Die Bank-Austria-Mutter UniCredit erwägt angesichts des Ukraine-Krieges einen Ausstieg aus Russland. „Wir müssen die Auswirkungen und Folgen sowie die Komplexität des Rückzugs einer kompletten Bank aus dem Land ernsthaft in Betracht ziehen“, sagte CEO Andrea Orcel laut der Nachrichtenagentur Bloomberg.

UniCredit gehört in Europa zu den Instituten mit einem besonders starken Engagement in Russland – neben der österreichischen Raiffeisen Bank International (RBI) und der französischen Societe Generale.
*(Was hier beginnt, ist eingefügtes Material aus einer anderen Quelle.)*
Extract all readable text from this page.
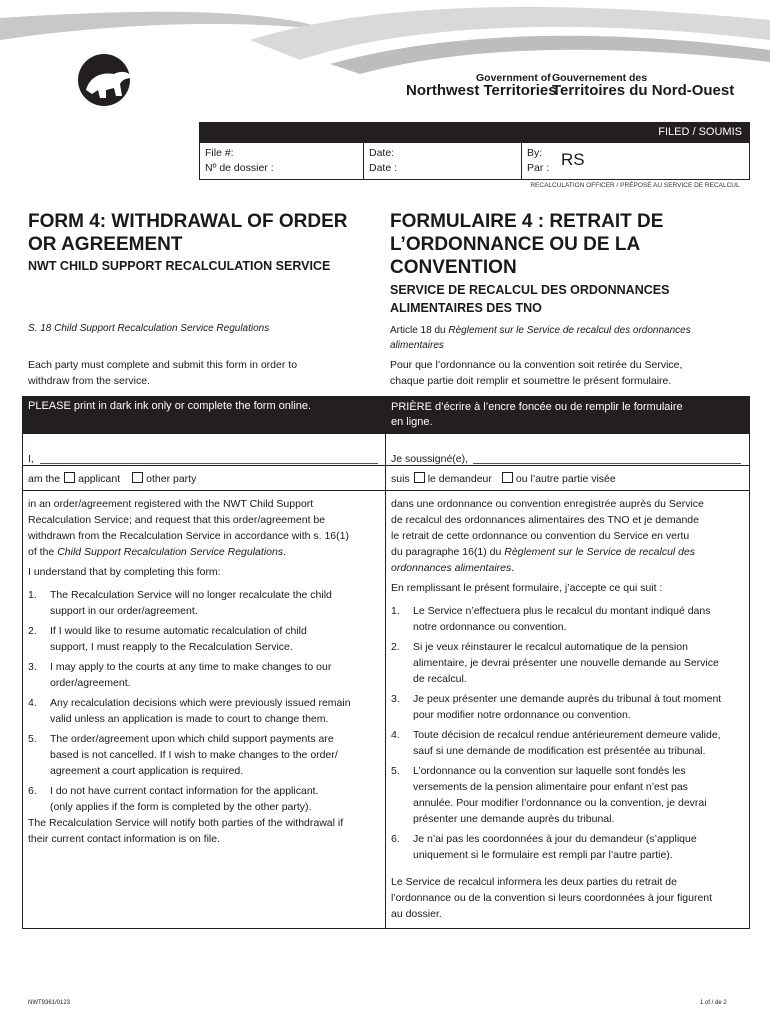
Government of
Northwest Territories
Gouvernement des
Territoires du Nord-Ouest
FILED / SOUMIS
File #:
Nº de dossier :
Date:
Date :
By:
Par : RS
RECALCULATION OFFICER / PRÉPOSÉ AU SERVICE DE RECALCUL
FORM 4: WITHDRAWAL OF ORDER
OR AGREEMENT
NWT CHILD SUPPORT RECALCULATION SERVICE
FORMULAIRE 4 : RETRAIT DE
L’ORDONNANCE OU DE LA
CONVENTION
SERVICE DE RECALCUL DES ORDONNANCES
ALIMENTAIRES DES TNO
S. 18 Child Support Recalculation Service Regulations	Article 18 du Règlement sur le Service de recalcul des ordonnances alimentaires
Each party must complete and submit this form in order to
withdraw from the service.
Pour que l’ordonnance ou la convention soit retirée du Service,
chaque partie doit remplir et soumettre le présent formulaire.
PLEASE print in dark ink only or complete the form online.	PRIÈRE d’écrire à l’encre foncée ou de remplir le formulaire
en ligne.
I,	Je soussigné(e),
am the applicant other party	suis le demandeur ou l’autre partie visée
in an order/agreement registered with the NWT Child Support
Recalculation Service; and request that this order/agreement be
withdrawn from the Recalculation Service in accordance with s. 16(1)
of the Child Support Recalculation Service Regulations.
I understand that by completing this form:
1. The Recalculation Service will no longer recalculate the child
support in our order/agreement.
2. If I would like to resume automatic recalculation of child
support, I must reapply to the Recalculation Service.
3. I may apply to the courts at any time to make changes to our
order/agreement.
4. Any recalculation decisions which were previously issued remain
valid unless an application is made to court to change them.
5. The order/agreement upon which child support payments are
based is not cancelled. If I wish to make changes to the order/
agreement a court application is required.
6. I do not have current contact information for the applicant.
(only applies if the form is completed by the other party).
The Recalculation Service will notify both parties of the withdrawal if
their current contact information is on file.
dans une ordonnance ou convention enregistrée auprès du Service
de recalcul des ordonnances alimentaires des TNO et je demande
le retrait de cette ordonnance ou convention du Service en vertu
du paragraphe 16(1) du Règlement sur le Service de recalcul des
ordonnances alimentaires.
En remplissant le présent formulaire, j’accepte ce qui suit :
1. Le Service n’effectuera plus le recalcul du montant indiqué dans
notre ordonnance ou convention.
2. Si je veux réinstaurer le recalcul automatique de la pension
alimentaire, je devrai présenter une nouvelle demande au Service
de recalcul.
3. Je peux présenter une demande auprès du tribunal à tout moment
pour modifier notre ordonnance ou convention.
4. Toute décision de recalcul rendue antérieurement demeure valide,
sauf si une demande de modification est présentée au tribunal.
5. L’ordonnance ou la convention sur laquelle sont fondés les
versements de la pension alimentaire pour enfant n’est pas
annulée. Pour modifier l’ordonnance ou la convention, je devrai
présenter une demande auprès du tribunal.
6. Je n’ai pas les coordonnées à jour du demandeur (s’applique
uniquement si le formulaire est rempli par l’autre partie).
Le Service de recalcul informera les deux parties du retrait de
l’ordonnance ou de la convention si leurs coordonnées à jour figurent
au dossier.
NWT9361/0123	1 of / de 2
Sie betreibt in dem Land 70 Filialen und beschäftigt etwa 4.000 Mitarbeiterinnen und Mitarbeiter.

Die Russland-Tochter des Konzerns hatte Ende Dezember Kredite in Höhe von umgerechnet 7,8 Milliarden Euro in ihren Büchern. Dank Währungssicherungsgeschäften sei das Risiko der UniCredit aber auf 1,9 Milliarden begrenzt. Die grenzüberschreitenden Engagements bei russischen Kunden summieren sich nach Angaben der UniCredit auf 4,5 Milliarden Euro. Dabei seien staatliche Exportgarantien bereits abgezogen.